I was filling out some paperwork today and it got me to thinking about poverty. What exactly is the definition of poverty? I looked it up at the U.S. Census site, and sure enough, my family falls into the category of poverty. Is that something I am ashamed of? No. Shame implies a level of self-blame. I don't blame myself or my husband for our rearing our children in poverty. I blame our culture.
Our culture, despite all we claim, does not encourage people to follow their dreams, unless it is pre-approved by society at large. I am living my dream right now, and it has put us in the category of poverty. I stay home and rear our children myself instead of handing them over to some daycare worker or public school system to rear for me while I work. I did work for a few years while trying to rear small children. It greatly boosted our reportable income and lifted us up out of poverty, but the cost to our family was too great. Three years ago now my husband and I had a discussion about my continuing to work. I was 4 months pregnant and working as a temp, and I was miserable. We were paying my brother's girlfriend to watch our 2 children (then), but as a temp, my work was erratic. My last paycheck was for $45 after taxes and deductions, while the daycare expense was $60. So my husband actually had to pay $15 for my going to work for two days. Where is the sense in that? We decided that I would stay home and he would be the sole income for our family. It sounds awful, but really, our standard of living has not gone down too noticeably. I would, in fact, say it has gone up, because now we are eligible for housing assistance, so we can live in a place that is non-toxic and large enough for us. My children all suffered for two years from lead poisoning in our old house because the landlady wouldn't do anything about the problem.
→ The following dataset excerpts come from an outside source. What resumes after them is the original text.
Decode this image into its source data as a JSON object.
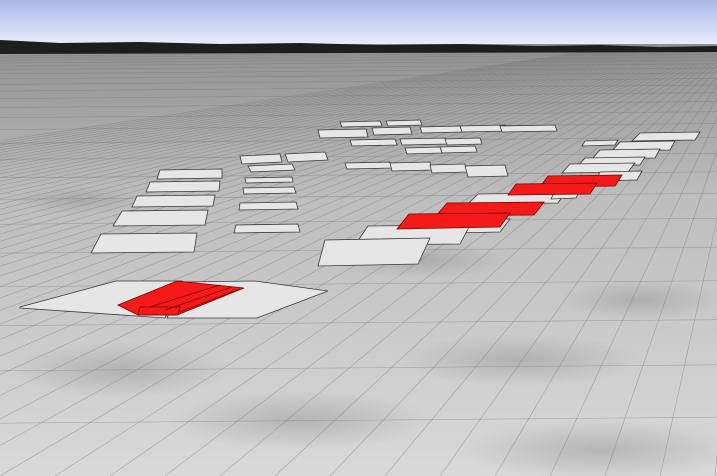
{
  "scene": {
    "colors": {
      "sky_top": "#a9b9e8",
      "sky_bottom": "#eef1fb",
      "terrain_horizon": "#1e1e1e",
      "ground_far": "#8f8f8f",
      "ground_near": "#d9d9d9",
      "grid_line": "#7a7a7a",
      "cell_fill": "#e6e6e6",
      "cell_stroke": "#3a3a3a",
      "highlight_fill": "#f41a1a",
      "highlight_stroke": "#7a0000"
    },
    "highlighted_cells_count": 6
  }
}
We lost maybe $100 per week of actual usable money from when I was working steadily full time, but our expenses went down at the same time. But now we are considered impoverished and there is such a stigma attached to poverty that suddenly people look at you with pity and contempt.
"You should go get a job." I hear that often, and I respond with, "I have a job. I am rearing some beautiful children that will grow up to be healthy, responsible adults." But child-raising has become looked down upon as something that is a bother rather than a joy. "That's not a job, that's being lazy." Tell you what, you stay home for a week and be solely responsible for the care of four small children and see how lazy you can be.
So I guess I am writing to whine about how our culture, which professes to be the land where dreams can come true, has made it so difficult for a married mother to pursue her dream of rearing her children, which a mere few decades ago was the expected job of married mothers.